At some point, I finally realized that I wanted to believe in something more. I couldn’t deal with any more negativity. Sure, I had been brought up going to church and believing a certain way, but I also think that at some point a person has to sit down and choose what makes them happy/what helps them get by for themselves. For me,  It didn’t necessarily have to have a name, but I wanted to believe in a purpose, in something good. I wanted to slowly walk forward and know there was a reason for me to do so. And I think that part of myself, that desperate longing to know that there’s a purpose for everyone and everything, definitely gets echoed in Jeremiah’s ultimate journey. He falls harder than I ever have, and he has more to deal with than I did, but I just couldn’t let him fade out.

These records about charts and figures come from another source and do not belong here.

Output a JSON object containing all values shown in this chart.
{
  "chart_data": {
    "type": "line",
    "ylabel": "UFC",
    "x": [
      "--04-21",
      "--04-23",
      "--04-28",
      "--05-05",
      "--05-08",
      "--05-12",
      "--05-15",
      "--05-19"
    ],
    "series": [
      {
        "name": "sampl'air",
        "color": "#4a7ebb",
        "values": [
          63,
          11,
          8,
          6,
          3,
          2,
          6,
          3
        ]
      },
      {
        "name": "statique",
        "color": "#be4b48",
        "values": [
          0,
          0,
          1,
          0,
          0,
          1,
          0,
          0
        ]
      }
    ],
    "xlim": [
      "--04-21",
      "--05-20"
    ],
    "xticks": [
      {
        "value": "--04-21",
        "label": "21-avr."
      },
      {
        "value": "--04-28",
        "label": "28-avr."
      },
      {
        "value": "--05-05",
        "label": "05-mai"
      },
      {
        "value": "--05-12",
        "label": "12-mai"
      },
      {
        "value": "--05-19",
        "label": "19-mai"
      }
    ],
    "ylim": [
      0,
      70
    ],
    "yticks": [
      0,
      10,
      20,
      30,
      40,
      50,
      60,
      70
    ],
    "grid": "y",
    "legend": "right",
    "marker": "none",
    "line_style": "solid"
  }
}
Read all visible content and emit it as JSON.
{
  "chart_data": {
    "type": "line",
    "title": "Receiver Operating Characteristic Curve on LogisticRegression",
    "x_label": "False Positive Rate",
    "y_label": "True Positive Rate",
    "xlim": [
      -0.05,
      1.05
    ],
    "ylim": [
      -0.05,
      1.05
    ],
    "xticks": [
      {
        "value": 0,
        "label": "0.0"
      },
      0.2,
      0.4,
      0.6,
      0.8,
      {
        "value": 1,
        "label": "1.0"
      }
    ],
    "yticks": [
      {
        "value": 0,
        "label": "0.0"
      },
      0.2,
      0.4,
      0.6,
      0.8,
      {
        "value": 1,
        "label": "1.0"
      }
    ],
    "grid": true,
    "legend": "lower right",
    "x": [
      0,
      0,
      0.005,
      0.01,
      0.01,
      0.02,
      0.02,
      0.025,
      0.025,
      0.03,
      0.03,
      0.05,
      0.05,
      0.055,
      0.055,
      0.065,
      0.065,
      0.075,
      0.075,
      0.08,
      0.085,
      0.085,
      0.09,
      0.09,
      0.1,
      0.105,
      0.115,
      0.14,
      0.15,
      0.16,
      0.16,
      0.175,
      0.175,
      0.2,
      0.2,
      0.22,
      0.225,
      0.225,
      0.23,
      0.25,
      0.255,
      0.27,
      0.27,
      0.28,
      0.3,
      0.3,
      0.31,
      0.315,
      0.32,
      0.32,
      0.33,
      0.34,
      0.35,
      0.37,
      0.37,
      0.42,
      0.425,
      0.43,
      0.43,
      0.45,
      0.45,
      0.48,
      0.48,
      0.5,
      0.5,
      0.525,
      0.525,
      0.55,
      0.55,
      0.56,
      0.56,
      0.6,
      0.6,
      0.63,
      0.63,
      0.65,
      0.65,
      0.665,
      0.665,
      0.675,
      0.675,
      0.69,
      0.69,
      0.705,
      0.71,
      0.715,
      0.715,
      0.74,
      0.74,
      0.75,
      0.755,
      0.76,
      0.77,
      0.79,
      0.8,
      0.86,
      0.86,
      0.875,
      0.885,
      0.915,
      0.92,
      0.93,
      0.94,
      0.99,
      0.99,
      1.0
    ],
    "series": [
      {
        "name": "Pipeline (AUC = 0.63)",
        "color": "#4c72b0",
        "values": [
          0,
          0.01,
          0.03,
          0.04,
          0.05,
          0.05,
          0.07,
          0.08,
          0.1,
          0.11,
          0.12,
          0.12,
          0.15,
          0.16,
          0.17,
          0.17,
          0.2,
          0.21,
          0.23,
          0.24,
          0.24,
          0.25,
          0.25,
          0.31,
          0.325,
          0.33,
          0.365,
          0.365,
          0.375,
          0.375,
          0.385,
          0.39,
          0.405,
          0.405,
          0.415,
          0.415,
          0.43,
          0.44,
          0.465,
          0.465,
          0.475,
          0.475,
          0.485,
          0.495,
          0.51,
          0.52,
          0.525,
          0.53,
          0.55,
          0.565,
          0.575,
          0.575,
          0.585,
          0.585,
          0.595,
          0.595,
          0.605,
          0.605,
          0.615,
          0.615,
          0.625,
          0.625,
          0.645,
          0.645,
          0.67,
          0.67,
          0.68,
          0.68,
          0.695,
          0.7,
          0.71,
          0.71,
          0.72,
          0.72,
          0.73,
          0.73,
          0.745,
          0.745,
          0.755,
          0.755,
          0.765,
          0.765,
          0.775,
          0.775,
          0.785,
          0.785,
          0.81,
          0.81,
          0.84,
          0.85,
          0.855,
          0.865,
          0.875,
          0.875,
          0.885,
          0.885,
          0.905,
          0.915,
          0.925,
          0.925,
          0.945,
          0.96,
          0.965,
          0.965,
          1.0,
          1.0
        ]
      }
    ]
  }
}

It’s interesting to me that he’s so horrible to a lot of the characters in the book (especially women) as he gets famous, and yet there is a core group of people (especially women) ready to hold his hand and smack him upside the head. And I get that…while I rolled my eyes at his antics half the time, I found that I wanted to take care of him, too. I wanted better for him (and probably for that part of myself that recognizes that kind of pain).  I wanted to know that everyone can get a second chance, everyone can move forward and do some good in the world.

I want that for myself, I want that for friends and family, and I suppose I want that for certain characters, as well.

So while I don’t necessarily go into the blow-by-blow moral fable aspect of the original Red Shoes story, I would like to think that some of that hope, that fall, and that redemption is maintained. Because we all deserve that kind of hope, and a hint of a somewhat happy ending.